Again with the annoying commercials!

Some stoopid weight-loss compound has an ad where they are making all kinda claims, and some woman says, “We couldn’t say it if it wasn’t true!”

Oh, Deary-Dear!

Hell is the place where the beer bottles all have holes in the bottom, and the girls don’t.

Nerdwallet jumping on the dumb song bandwagon.

Popeyes, “We don’t make sense, we make chicken.”

Jack-in-the-Box has a new ad for their wraps. “So if one of your resolutions is to pay less and eat healthy… ish, we’ve got you covered.”

Hmmm, that “ish” is doing a lot of work.

Makes more sense than that froofy tequila (1896? 1984? some date name) tagline. “Taste is not an option!” Sure, the commercial goes on to clarify with something to the effect of ‘it’s the only thing’ but that is not is not the sticky tagline.

After the “baby hear, baby say” commercial, I understand.

The ad writers at Liberty Mutual have a running web search on “firearms violation” reports to see which of them wins the bet for who can be first to provoke a use of the Elvis Remote Control.

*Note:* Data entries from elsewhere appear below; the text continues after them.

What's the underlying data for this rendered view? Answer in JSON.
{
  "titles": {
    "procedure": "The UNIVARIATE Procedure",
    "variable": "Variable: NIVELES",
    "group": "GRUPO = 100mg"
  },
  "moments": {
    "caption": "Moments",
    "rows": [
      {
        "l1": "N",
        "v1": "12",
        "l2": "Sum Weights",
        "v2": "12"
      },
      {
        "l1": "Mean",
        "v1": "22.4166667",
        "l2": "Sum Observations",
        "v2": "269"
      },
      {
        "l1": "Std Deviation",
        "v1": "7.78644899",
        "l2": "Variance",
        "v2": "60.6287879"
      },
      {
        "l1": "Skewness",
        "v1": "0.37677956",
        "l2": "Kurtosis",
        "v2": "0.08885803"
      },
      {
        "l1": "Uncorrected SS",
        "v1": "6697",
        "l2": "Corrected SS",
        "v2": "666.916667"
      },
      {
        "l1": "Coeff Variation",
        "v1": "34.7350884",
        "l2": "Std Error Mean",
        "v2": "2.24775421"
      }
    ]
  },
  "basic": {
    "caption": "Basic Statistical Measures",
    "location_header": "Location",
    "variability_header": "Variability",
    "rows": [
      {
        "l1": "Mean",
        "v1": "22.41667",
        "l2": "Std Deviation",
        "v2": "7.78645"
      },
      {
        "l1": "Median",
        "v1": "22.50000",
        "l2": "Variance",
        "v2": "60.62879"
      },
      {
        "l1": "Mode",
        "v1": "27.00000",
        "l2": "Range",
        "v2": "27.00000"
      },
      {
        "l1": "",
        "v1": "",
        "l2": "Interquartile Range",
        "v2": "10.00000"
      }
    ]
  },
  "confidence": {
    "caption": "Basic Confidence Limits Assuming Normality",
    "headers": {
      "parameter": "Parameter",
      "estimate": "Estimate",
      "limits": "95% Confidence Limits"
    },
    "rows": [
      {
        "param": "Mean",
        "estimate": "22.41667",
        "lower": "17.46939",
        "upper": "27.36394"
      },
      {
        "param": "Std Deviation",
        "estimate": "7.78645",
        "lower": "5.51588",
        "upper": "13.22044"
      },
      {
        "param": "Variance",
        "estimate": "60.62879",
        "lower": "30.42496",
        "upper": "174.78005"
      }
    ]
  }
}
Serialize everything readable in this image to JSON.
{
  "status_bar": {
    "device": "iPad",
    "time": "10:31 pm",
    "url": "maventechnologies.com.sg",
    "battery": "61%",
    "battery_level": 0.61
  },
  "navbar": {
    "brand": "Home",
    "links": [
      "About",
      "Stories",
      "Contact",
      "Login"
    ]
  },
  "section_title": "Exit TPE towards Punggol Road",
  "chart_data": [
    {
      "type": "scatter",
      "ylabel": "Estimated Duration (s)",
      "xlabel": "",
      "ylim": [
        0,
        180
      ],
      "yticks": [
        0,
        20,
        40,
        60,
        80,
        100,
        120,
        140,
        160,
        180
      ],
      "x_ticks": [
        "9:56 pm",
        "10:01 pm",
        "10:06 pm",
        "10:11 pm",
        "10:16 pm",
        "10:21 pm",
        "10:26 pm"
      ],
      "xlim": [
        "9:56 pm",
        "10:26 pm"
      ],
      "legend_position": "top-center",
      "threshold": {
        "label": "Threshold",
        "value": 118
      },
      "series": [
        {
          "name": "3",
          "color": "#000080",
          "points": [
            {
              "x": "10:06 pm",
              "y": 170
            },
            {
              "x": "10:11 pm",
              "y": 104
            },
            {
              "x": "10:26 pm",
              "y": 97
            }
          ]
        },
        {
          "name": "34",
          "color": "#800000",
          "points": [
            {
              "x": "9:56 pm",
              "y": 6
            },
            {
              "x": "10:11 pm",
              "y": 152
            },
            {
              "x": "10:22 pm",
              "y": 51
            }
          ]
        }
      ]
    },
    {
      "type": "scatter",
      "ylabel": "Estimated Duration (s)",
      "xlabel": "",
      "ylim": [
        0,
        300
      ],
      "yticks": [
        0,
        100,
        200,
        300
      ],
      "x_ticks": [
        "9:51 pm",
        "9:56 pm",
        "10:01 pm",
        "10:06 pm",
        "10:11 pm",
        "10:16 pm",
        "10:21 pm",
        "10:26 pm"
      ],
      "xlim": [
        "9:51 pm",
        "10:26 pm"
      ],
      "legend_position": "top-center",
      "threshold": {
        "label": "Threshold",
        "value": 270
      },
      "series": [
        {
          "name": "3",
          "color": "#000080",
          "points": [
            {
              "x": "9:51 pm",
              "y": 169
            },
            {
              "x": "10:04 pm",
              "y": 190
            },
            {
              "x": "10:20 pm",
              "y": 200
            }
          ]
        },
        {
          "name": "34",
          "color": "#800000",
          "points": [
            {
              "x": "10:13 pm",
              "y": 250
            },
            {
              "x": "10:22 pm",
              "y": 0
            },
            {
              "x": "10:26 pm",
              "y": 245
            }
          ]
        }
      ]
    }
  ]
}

Air bnb commercial… static picture of a lake with ducks flying overhead and quacking. Do ducks quack while flying? I guess where some ducks are flying others are on the ground.

Static picture man on dock yelling, “I need everybody to quiet down and pay attention…”

Who’s he talking to, the ducks? 'Cause they’re the only ones there making noise.

Guy then yells, “CANNONBALL!” Series of static pictures shows guy run and jump off end of dock - except he does NOT do a cannonball. He does a front flip.

I’m just puzzled by the whole ad strategy.

ro. I’m not really sure what it is, but it comes in a little hypodermic needle that you stab into your gut. With that simple invasive procedure AND DIET AND EXERCISE you too can lose weight.

Is anyone else seeing what I’m seeing? Hey, how about just the diet and exercise and you skip stabbing yourself in the stomach every day? I can’t imagine what the instructions are …

Remove needle from packaging, sterilize injection area with alcohol, firmly jab the sharp, sharp, sharp metal needle into your fat rolls, now run five miles and eat a salad.

I bet it’s just a saline solution and it’s a huge grift.

I’m not exactly sure which commercial you are talking about - but if the hypodermic needle you jab into your gut once a week ( not daily) is Ozempic, Trulicity, Wegovy etc. my experience * is that you don’t “diet” in the sense that “diet” is ordinarily meant. Yes, you eat fewer calories but it’s not because you are consciously avoiding calories. It’s because those drugs suppress your appetite and slow digestion. It’s really easy to eat fewer calories when you don’t want to eat. It’s much harder when you do want to eat.

* I take one, but I take it because I’m diabetic - the weight loss is just a bonus.

I laugh at the fact that every weight loss pill or fad diet commercial has the fine print “Significant weight loss may occur, when combined with a healthy diet and an exercise program.”

The Liberty Liberty Liberty folks are back with a new commercial - the ‘actor guy’ who flubs up requiring many takes is standing on stage attempting to say ‘Liberty’ and just spouting off endless nonsense sounds out of his mouth until I wish I could toss a rotten tomato right at his head. Even the stupid baby saying ‘Liberty’ as its first word is better than that. … At times in the past, the Emu was kind of amusing. I actually would like to see the Emu come back.

That looks to me like a test for BMI not a shot. If it’s the one I’m thinking about.

I think I found it. Not sure why I’d need to pay $145/month for ongoing care if my insurance is covering the medication.

Is that the commercial where the lady says she can’t believe the difference a tiny little prick can make? We always snicker.

The idiotic iPhone 15 singing outlet commercial drives me bonkers. Plays a lot during the NFL broadcasts.

It’s so sad! Just like that Ikea lamp commercial!

i did feel sorry for the lamp.

Yeah. We have wild ducks around that often nest in our complex. Two of them once flew by my living room windows, and they were quacking as they were flying.

It’s just a lamp! The new one is better!

The music tells you to be sorry.

I didn’t feel sorry for it but it still worked. Seemed like a waste of a perfectly functional lamp.